Выбрать главу

По другую сторону границы – страх, недоверие, сопротивление законам вероятности – все то, из-за чего человеческие существа так плохо умеют оценивать риск. Родительское решение насчет того, прививать ли ребенка, – «вопрос не морали, а расчета», подчеркивал де ла Кондамин. Всегда существовало стремление выдать желаемое за действительное: эмоции мешали принимать решения, тревога склоняла чашу весов не в ту сторону. Когда перспектива смерти или тяжкого вреда казалась неминуемой, многие, поддавшись влиянию суеверий или ложных сведений, считали, что предпочтительнее более отдаленная угроза, хоть и гораздо более значительная и почти неминуемая, чем более близкая и незначительная, связанная, например, с прививкой.

Российская императрица Екатерина II понимала эту двойственность и сама являлась ее воплощением. Ее ум, любивший порядок, приветствовал ясность и четкость сравнительных таблиц: к 1768 г., когда во многих местах уже утвердилась новая упрощенная прививочная методика, среди здоровых пациентов от прививки не умирал практически никто, тогда как натуральная оспа убивала каждого пятого или шестого заразившегося. Дэниэл Саттон бросил вызов своим критикам, настаивая, чтобы они доказали, что его лечение хоть раз напрямую привело к летальному исходу. К 1781 г. Томас Димсдейл, человек гораздо более осмотрительный, уже заявил, что новая методика «застрахована от всяческих ошибок», если применять ее правильно, с соблюдением всех норм безопасности.

Сегодня этот рекорд рациональности почти забыт. Всякий «разумный человек», видя перед собой два опасных пути, при прочих равных условиях изберет наименее рискованный, писала Екатерина прусскому королю Фридриху Великому вскоре после своей прививки. Она понимала, что такое статистические данные, и доверяла им. Мало того, убедив себя (после изучения цифр и фактов), что метод эффективен, она твердо держалась своего решения, даже когда сам Томас колебался. Ученые обязаны сомневаться, а политики стремятся к определенности. Оценка государыней научных шансов шла бок о бок с политическим расчетом: ее легитимность как правительницы опиралась на ее сына, и защита сына от оспы помогла ей укрепить собственную власть.

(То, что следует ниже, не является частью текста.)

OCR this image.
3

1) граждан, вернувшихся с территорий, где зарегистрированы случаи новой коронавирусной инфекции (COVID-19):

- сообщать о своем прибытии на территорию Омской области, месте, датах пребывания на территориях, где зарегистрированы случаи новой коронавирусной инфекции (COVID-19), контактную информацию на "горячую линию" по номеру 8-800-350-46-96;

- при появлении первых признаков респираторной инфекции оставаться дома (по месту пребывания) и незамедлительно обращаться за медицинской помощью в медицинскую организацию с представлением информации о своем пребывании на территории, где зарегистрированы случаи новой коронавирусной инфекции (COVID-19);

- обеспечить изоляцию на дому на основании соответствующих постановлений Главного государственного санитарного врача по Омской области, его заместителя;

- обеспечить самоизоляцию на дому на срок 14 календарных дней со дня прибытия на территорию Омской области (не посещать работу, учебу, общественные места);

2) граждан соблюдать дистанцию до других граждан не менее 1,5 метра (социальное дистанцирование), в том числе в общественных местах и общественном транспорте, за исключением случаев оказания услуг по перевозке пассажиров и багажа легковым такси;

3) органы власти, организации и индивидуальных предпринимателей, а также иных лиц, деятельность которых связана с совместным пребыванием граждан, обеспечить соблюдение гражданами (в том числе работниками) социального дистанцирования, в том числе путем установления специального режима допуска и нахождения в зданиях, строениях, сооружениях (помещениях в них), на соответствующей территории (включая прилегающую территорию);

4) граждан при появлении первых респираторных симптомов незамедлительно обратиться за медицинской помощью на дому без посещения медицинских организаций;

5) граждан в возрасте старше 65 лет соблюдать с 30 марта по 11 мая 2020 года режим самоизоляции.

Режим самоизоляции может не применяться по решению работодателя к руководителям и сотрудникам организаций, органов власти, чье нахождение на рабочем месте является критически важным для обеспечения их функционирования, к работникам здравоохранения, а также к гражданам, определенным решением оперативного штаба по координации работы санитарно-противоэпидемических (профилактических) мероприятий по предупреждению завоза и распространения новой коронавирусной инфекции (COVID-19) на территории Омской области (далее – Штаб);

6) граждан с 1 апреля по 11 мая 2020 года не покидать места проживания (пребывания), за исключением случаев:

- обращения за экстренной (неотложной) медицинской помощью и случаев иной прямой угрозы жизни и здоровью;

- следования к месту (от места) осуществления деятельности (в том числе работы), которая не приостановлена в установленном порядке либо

В рассказах императрицы о своей прививке звучал голос разума, но она признавала и роль чувств. Она писала Фридриху, что всю жизнь боролась с «ужасным страхом» оспы – и «столкнулась с тысячью трудностей», пытаясь обуздать эти опасения. Когда угроза болезни нависла над ее сыном и ей во второй раз представилась возможность привить его, она смогла пойти на этот шаг лишь при одном условии – если вначале она сама подвергнется процедуре. В дальнейшем они все больше отдалялись друг от друга, но она оставалась матерью, а Павел – ее сыном. Когда она уговаривала Томаса забыть тревоги, связанные с неудовлетворительными результатами испытательных прививок, она, быть может, обращалась не только к своему врачу, но и к своим глубинным страхам.

Личная реакция Екатерины на прививку и ее острое политическое чутье помогли ей пропагандировать эту практику в России. Она понимала, как важна роль доверия в разного рода медицинских решениях, и сознавала, как велика сила ее примера, способная победить людские сомнения. Она использовала все средства, имевшиеся в ее распоряжении: религиозные мистерии, изобразительное искусство, аллегорические символы, торжества под грохот фейерверков, лишь бы привлечь внимание к своей идее и повлиять на подданных. Благодаря своему имиджмейкерскому мастерству она одновременно являла себя и Добрым Пастырем своего стада, и мудрой воинственной Минервой, и матушкой-утешительницей того народа, который некогда приютил ее.

Среди знати Екатерина смогла породить новую моду. К тому же она успешно руководила реформами здравоохранения, призванными решить более трудную задачу – внедрение прививочной практики по всей империи. Но значимость ее поступков выходила далеко за пределы пропаганды медицинской процедуры. Как она с наигранным легкомыслием писала Вольтеру, ей хотелось стать примером, «который может принести пользу человечеству», и тут ей пришла в голову мысль о прививке. Эта процедура, разработанная путем наблюдений, а не выведенная из какой-то ветхой древней теории, стала идеальным символом мышления эпохи Просвещения и отлично вписалась в тот образ, который она стремилась создать и для своей страны, и для себя лично. Переняв эту практику, она могла не только угодить французским философам, чьего одобрения так жаждала, но и как бы завоевать место в их рядах, пусть и символическое.